May-June 2001

Higher Education Funding Cuts Prompt Public Outcry


Legislators in several states have told institutions of higher education to expect significant budget cuts this year and next, prompting protests from faculty, administrators, alumni, and students. The threatened cuts to higher education may be part of a trend, as many states face worsening financial situations as a result of a slowing economy and diminishing tax revenue.

Mississippi governor Ronnie Musgrove announced in February that he was reducing state spending on public higher education for fiscal 2001, which ends in June. Cuts made over the course of the year thus far total almost $38 million, or 5.8 percent, according to Pamela Smith, a spokesperson for the Mississippi Board of Trustees of Institutions of Higher Learning. State lawmakers have slashed spending on Mississippi’s public universities by an additional $53 million for the coming fiscal year. The cuts enacted this year have resulted in hiring freezes and reduced travel and equipment purchases, Smith says; further cuts in the next fiscal year will require more drastic measures.

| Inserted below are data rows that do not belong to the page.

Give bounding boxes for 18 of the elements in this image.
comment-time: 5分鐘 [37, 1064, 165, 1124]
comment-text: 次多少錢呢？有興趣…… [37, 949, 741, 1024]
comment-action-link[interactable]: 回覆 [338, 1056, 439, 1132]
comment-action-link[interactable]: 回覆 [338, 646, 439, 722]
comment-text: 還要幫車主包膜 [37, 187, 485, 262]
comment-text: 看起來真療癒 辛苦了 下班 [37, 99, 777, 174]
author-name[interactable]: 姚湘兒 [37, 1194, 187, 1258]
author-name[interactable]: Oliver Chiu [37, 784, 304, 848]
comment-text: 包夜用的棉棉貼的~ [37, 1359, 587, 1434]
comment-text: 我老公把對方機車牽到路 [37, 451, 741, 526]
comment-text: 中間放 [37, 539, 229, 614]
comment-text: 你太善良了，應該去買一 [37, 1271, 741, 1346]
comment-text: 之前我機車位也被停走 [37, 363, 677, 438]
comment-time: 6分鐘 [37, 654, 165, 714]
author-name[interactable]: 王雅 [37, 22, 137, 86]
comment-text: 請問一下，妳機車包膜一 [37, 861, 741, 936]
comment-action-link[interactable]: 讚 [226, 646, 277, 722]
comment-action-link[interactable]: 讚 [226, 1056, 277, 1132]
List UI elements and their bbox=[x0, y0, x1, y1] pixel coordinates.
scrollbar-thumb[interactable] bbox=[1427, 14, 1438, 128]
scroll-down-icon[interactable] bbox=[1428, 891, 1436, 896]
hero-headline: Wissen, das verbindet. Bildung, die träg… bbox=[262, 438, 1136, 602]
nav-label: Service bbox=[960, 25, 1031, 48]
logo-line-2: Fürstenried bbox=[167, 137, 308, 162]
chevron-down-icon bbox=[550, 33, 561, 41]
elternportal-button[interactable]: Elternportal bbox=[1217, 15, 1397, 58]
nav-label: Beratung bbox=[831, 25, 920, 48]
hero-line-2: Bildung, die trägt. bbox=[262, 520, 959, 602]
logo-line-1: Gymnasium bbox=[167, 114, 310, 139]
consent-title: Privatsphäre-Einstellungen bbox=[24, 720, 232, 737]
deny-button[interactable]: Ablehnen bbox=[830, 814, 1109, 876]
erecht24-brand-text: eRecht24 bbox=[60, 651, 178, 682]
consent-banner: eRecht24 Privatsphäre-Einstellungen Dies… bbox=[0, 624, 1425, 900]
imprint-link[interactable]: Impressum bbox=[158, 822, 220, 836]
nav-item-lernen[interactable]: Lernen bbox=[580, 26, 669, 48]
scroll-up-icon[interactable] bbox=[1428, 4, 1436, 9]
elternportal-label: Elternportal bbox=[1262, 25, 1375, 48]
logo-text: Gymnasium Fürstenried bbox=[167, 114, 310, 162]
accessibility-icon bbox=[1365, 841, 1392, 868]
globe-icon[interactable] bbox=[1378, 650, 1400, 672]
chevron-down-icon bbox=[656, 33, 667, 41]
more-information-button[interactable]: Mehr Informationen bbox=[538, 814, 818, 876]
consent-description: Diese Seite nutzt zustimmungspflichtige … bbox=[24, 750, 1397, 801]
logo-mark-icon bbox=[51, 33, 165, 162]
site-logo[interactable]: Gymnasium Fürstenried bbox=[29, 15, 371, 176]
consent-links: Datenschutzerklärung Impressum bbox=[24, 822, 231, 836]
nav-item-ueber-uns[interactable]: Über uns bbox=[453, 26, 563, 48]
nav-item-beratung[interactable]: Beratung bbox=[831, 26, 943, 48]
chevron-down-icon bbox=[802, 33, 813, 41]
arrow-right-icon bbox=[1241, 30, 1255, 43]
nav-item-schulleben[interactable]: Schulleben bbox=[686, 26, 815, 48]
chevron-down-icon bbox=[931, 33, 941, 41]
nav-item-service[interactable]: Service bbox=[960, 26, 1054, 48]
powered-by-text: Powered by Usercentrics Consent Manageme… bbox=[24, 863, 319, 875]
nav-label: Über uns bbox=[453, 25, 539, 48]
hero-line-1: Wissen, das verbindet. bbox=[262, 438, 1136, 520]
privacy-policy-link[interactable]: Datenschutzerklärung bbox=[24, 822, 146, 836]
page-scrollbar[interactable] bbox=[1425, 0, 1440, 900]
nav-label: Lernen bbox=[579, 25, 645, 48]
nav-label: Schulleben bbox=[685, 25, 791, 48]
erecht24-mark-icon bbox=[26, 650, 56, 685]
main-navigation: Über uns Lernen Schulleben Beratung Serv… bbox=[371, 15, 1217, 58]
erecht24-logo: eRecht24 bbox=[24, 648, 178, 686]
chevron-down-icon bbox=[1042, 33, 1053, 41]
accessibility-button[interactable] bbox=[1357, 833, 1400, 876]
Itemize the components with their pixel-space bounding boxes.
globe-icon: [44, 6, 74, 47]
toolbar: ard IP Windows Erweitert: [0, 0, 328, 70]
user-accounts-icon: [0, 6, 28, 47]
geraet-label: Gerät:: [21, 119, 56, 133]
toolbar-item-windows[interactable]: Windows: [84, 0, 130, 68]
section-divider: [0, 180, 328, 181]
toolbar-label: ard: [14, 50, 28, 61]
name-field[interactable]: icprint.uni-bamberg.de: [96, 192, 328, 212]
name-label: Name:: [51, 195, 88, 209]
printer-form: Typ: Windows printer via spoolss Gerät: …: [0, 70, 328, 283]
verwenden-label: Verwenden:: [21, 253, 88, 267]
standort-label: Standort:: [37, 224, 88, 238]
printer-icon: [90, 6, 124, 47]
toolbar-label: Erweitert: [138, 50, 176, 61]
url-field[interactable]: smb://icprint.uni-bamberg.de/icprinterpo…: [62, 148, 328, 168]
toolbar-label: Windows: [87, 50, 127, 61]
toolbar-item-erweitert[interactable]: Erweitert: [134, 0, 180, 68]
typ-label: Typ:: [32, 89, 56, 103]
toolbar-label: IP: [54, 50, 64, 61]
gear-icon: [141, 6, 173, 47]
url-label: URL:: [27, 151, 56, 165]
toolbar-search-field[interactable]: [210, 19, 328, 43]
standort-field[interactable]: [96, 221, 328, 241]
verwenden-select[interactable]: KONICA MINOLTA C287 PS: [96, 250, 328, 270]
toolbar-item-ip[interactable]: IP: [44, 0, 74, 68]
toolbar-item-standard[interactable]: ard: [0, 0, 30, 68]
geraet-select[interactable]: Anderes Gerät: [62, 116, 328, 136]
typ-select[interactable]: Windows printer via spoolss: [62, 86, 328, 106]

In a letter to the Mississippi Clarion-Ledger, Sherry Laughlin, the president of the faculty senate at the University of Southern Mississippi, urged the legislature to keep higher education as a top priority for fiscal 2002. If budget cuts prompt a declaration of financial emergency, the consequences will be negative and long lasting, Laughlin wrote. And in an open letter posted on the university’s main Web page, University of Southern Mississippi president Horace W. Fleming calls the present situation the most serious he has seen in thirty years. He writes that the threatened budget cuts would cause elimination of faculty and staff positions, tuition increases, and reductions in instructional support, student services, travel, maintenance, and equipment purchases.

Educators in Alabama and Virginia also face cuts. Alabama governor Don Siegelman announced that he was ordering a 6.2 percent reduction in state spending on public education in the fiscal year that began in October. Virginia governor James Gilmore III warned administrators at that state’s public institutions to expect significant cuts. "This is shocking, devastating news," said Timothy Sullivan, the president of the College of William and Mary, after a meeting in February in which officials from the Gilmore administration outlined proposed reductions for each of Virginia’s seventeen public colleges and universities. The cuts in higher education funding were to balance a favorite project of Gilmore’s, a cut in a tax on cars in the state. Although Gilmore later backed off on some of the proposed reductions, Virginia’s colleges and universities still face the probability of building freezes.

Political maneuvering in both Mississippi and Alabama has pitted higher education and K–12 constituencies against each other over the issue of who will bear the brunt of the cuts. So far, K–12 leaders have been more successful at building public support for their cause. "The Mississippi governor and legislature found the money to fund all K–12 education this year, including a 2 percent salary increase," says Pamela Smith.

The depth of the cuts in higher education have prompted protests from those on college campuses. In March three thousand faculty members, administrators, and students gathered in Montgomery, Alabama, to protest Siegelman’s efforts to focus reductions in education spending on higher education. Also in March several hundred students rallied on the campus of Virginia’s George Mason University to protest a projected $17 million rollback in funds earmarked for new buildings at that institution.

State budget shortfalls took people by surprise, and what will happen next is unclear, says Julie Bell of the National Conference of State Legislatures (NCSL). A report issued by the NCSL at the end of February showed that the fiscal outlook in many states was less positive than it had been just a few months before. According to the NCSL, forty-four states reported revenue collections at or above forecasted levels in December, but only thirty-one could say the same in February. States with revenue shortfalls are concentrated in the South.